Fun Facts

Which Revolutionary War hero also helped make coins?... Besides being quite the skilled horseman and informant, Paul Revere was a silversmith and a contributor to our nation's coinage. Revere's metals company once supplied the Mint with rolled copper for the production of early cents.
Why is Queen Isabella famous to numismatists?... In 1893, Queen Isabella of Spain became the first non-mythical woman to be featured on ANY coin produced by the Mint—regular issue or (U.S.) commemorative.
This museum was made from gold.... The donation of $508,316 in gold, from the estate of English scientist James Smithson, was examined in the Philadelphia Mint before being used to create the Smithsonian Institution. Today, the Smithsonian Institution is the largest museum complex in the world, and includes many world-renowned museums in the nation's capital, Washington, DC - all free of charge to visit!
What coin and monument both honor another “Washington”?... The first coin to feature an African-American was the Booker T. Washington Memorial Half Dollar. It was minted from 1946 to 1951. A National Monument was designated to Washington in Hardy, Virginia, on April 5, 1956.

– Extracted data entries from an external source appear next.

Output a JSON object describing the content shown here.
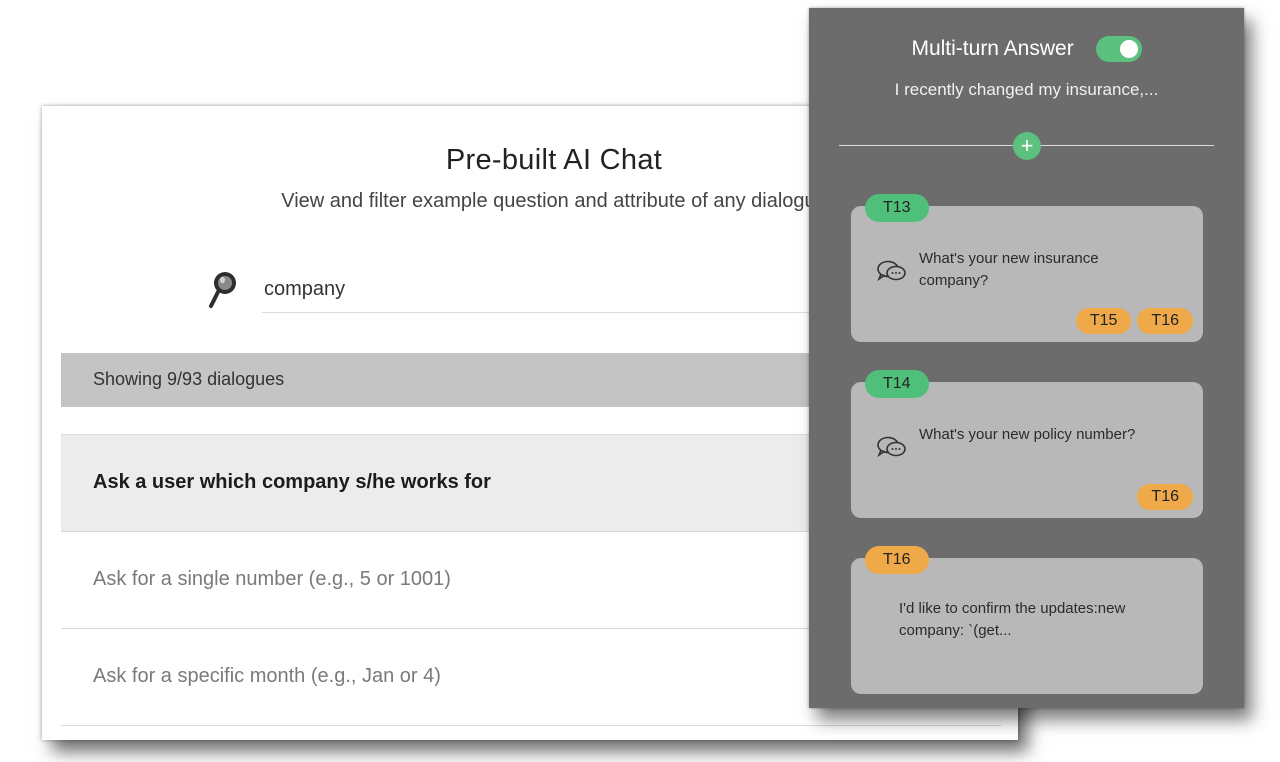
{
  "page": {
    "title": "Pre-built AI Chat",
    "subtitle": "View and filter example question and attribute of any dialogue"
  },
  "search": {
    "value": "company",
    "icon": "search-icon"
  },
  "results": {
    "text": "Showing 9/93 dialogues"
  },
  "dialogues": [
    {
      "label": "Ask a user which company s/he works for",
      "selected": true
    },
    {
      "label": "Ask for a single number (e.g., 5 or 1001)",
      "selected": false
    },
    {
      "label": "Ask for a specific month (e.g., Jan or 4)",
      "selected": false
    }
  ],
  "panel": {
    "title": "Multi-turn Answer",
    "toggle_on": true,
    "subtitle": "I recently changed my insurance,...",
    "add_icon": "+",
    "turns": [
      {
        "tag": "T13",
        "tag_color": "green",
        "text": "What's your new insurance company?",
        "next": [
          "T15",
          "T16"
        ]
      },
      {
        "tag": "T14",
        "tag_color": "green",
        "text": "What's your new policy number?",
        "next": [
          "T16"
        ]
      },
      {
        "tag": "T16",
        "tag_color": "orange",
        "text": "I'd like to confirm the updates:new company: `(get...",
        "next": []
      }
    ]
  },
  "colors": {
    "panel_bg": "#6c6c6c",
    "accent_green": "#5cc07f",
    "accent_orange": "#efa948",
    "results_bar": "#c4c4c4"
  }
}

Which coin has a real “life-like” image?... Calvin Coolidge was the first president to have his portrait appear on a coin struck during his lifetime. The historic image was on the obverse of the 1926 Sesquicentennial of American Independence.
Thomas Jefferson liked to count by tens.... Thomas Jefferson, honored on the current U.S. nickel, was the first person to back the use of the decimal money system that we use today.
Who in the ‘New World’ was on the first U.S. Commemorative?... The first U.S. commemorative coin was produced in 1892 for the World's Columbian Exposition in Chicago. It featured Christopher Columbus, the man then credited with discovering the "New World." In 2000, another commemorative coin was produced to honor Leif Ericson, whom we now know reached the shores of the New World almost 500 years before Columbus.
Heads, it’s Lincoln; tails, it’s Lincoln.... The Lincoln cent (1959 to 2007) featured this beloved president on both sides of the coin. On the obverse, we see his face in profile; on the reverse, he is seated in the Lincoln Memorial. However, the coin does carry the initials of two different engravers.
George Washington sat here.... The first Mint building in Philadelphia was the first public building authorized by the U. S. government under the Constitution. The Mint is in its fourth building today, where it still displays the key to the first Mint, the original Mint Deed, a boot scraper, and a wooden chair that may have supported the bottoms of George Washington and Thomas Jefferson. They both lived in Philadelphia when it was the nation's capital, and visited the Mint often.
Two Philadelphia Mint workers are over 90 years old.... All U.S. coins are engraved at the Philadelphia Mint, which uses Janvier transfer-engraving machines to reduce the large engraving models to actual coin size. Two of the machines still in use are over 90 years old.